03.してみる?
「誰だか知らないけど、あんたには関係ない。俺達は付き合ってるんだ。話し合いをしてる所なんだ。邪魔しないでくれ」児玉くんは、笑顔で不機嫌オーラ駄々漏れの慶を見て一瞬ひるんだみたいだけど、すぐにそう言って私を捕まえようとする。
「……ふーーーーん。そう、彼氏? 付き合ってんだ?」目を細め児玉くんの方に向きながらそれでも視線だけ私に寄こし、笑顔で確認してくる。
あーーー、うーーー。その顔怖いよ~。本気で怒ってるよねぇ。
私はカバンを両手で抱きしめながら児玉くんから距離を取りつつ、慌てて首を横に振る。
ここで見捨てられたらたまったもんじゃない。それこそ本当に事件になりそうだ。
「彼女、否定してますけど?」
慶は、ハッキリ言っていい男だ。

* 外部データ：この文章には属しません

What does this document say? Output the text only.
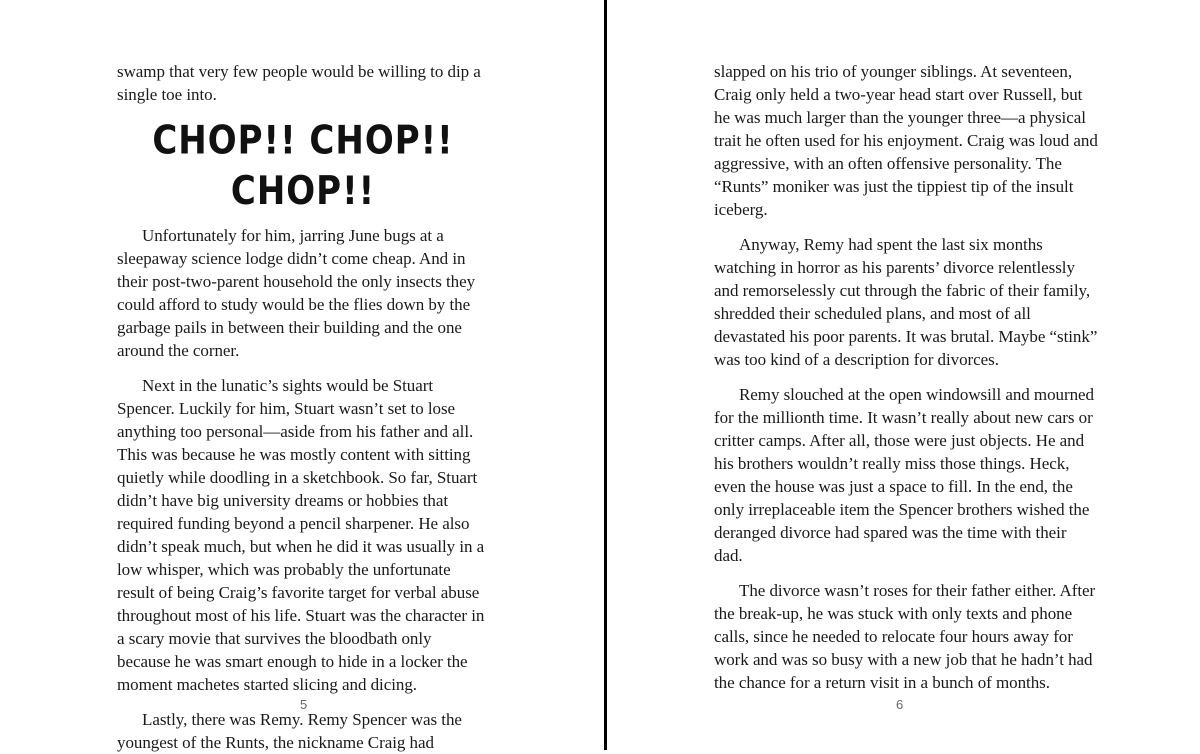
swamp that very few people would be willing to dip a single toe into.

CHOP!! CHOP!! CHOP!!

Unfortunately for him, jarring June bugs at a sleepaway science lodge didn’t come cheap. And in their post-two-parent household the only insects they could afford to study would be the flies down by the garbage pails in between their building and the one around the corner.

Next in the lunatic’s sights would be Stuart Spencer. Luckily for him, Stuart wasn’t set to lose anything too personal—aside from his father and all. This was because he was mostly content with sitting quietly while doodling in a sketchbook. So far, Stuart didn’t have big university dreams or hobbies that required funding beyond a pencil sharpener. He also didn’t speak much, but when he did it was usually in a low whisper, which was probably the unfortunate result of being Craig’s favorite target for verbal abuse throughout most of his life. Stuart was the character in a scary movie that survives the bloodbath only because he was smart enough to hide in a locker the moment machetes started slicing and dicing.

Lastly, there was Remy. Remy Spencer was the youngest of the Runts, the nickname Craig had

5

slapped on his trio of younger siblings. At seventeen, Craig only held a two-year head start over Russell, but he was much larger than the younger three—a physical trait he often used for his enjoyment. Craig was loud and aggressive, with an often offensive personality. The “Runts” moniker was just the tippiest tip of the insult iceberg.

Anyway, Remy had spent the last six months watching in horror as his parents’ divorce relentlessly and remorselessly cut through the fabric of their family, shredded their scheduled plans, and most of all devastated his poor parents. It was brutal. Maybe “stink” was too kind of a description for divorces.

Remy slouched at the open windowsill and mourned for the millionth time. It wasn’t really about new cars or critter camps. After all, those were just objects. He and his brothers wouldn’t really miss those things. Heck, even the house was just a space to fill. In the end, the only irreplaceable item the Spencer brothers wished the deranged divorce had spared was the time with their dad.

The divorce wasn’t roses for their father either. After the break-up, he was stuck with only texts and phone calls, since he needed to relocate four hours away for work and was so busy with a new job that he hadn’t had the chance for a return visit in a bunch of months.

6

美男子だ。整った顔立ち、少し切れ長の目が今の様に細められるとなぜか謝りたくなる様な雰囲気を持っている。
でもその目が優しく微笑んでくれるともう好きにして! どうにでもして! って思っちゃうんだって言ってたのは誰だっけ……?
「唯ちゃん!」はっ、いかん。魂抜けてた。焦った児玉くんの声で我に返る。
そんな黒いオーラバリバリの慶に当てられて児玉くんの余裕がない。やっぱり君もあの人に睨まれるとびびっちゃいますよね。なんでだろう。
そんなに厳つくないんだよ。ってかそれどころかどちらかと言えば優しくて甘い綺麗な顔立ちをしているので、見た目だけなら絶対にいい人って感じなのに。
中身が中身なだけにね、それがオーラとして出てくるのかしら? 絶対に侮られたりしない、なぜか強い男と認識される。
「知り合い?」はっ、また脱線してた。小声で私に確認してきた児玉くんは、かなりもう慶に呑まれてる。
「……唯。帰るぞ」いい加減面倒くさくなったのか、慶はもうニコリともせず私の腕を掴んで児玉くんの横を通り過ぎる。
「ちょっ」と、といい終わる前に慶の眼力が児玉くんを刺す。
慶は目だけで児玉くんを黙らせると、そのまま私の家へと向かい、無言の私から鍵を奪い玄関を開けた。
その間児玉くんはこちらも見ずに、ずっとうつむいたまま一言もしゃべらなかった。
家に入った私たちは取り合えず無言でそのままリビングへ進み、私はソファに倒れ込んだ。
つ、疲れた。なんでこんな事に……。児玉くん、いい人だと思ってたのに。あんなに残念な人だったなんて。
胸に抱えたままだったカバンを放り投げ、顔を覆う。怖かった。マジ本当に怖かった。
今頃になって体中が震えてきた。
急に心細くなって私はソファの上で膝を抱えて丸くなった。
「……なんかされた?」気配なく急に近くで話しかけられビクッとする。
そう言えば慶がいたんだった。助けてくれたんだった。
慶の声が聞こえて体から力が抜けた。
助けてくれてありがとう、そうお礼を言おうと抱えていた膝から顔を上げた途端、違う意味で固まった。
「け、け、け、け、慶!」近い! 近いって!! 目と鼻の先。本当に私が顔を上げたすぐそこに慶の顔があった。
そ、それに気のせいじゃなければ私、囲われてません?
ソファーに足を乗せ体育座りをしている私の両横に慶の手がそれぞれ置かれていて、顔と膝のすぐ近くに下から覗き込むように慶の顔があった。
「うるさい。近くで騒ぐな」そ、そんな事言ったって~! 本当に近いんだもん。
下手したら吐息さえ届きそうな位置。ちょっと首を伸ばせばきっと届く。
そう思ってその唇に目が行ってしまったら……
「してみる?」そんなとんでもない声がその唇から紡ぎ出された。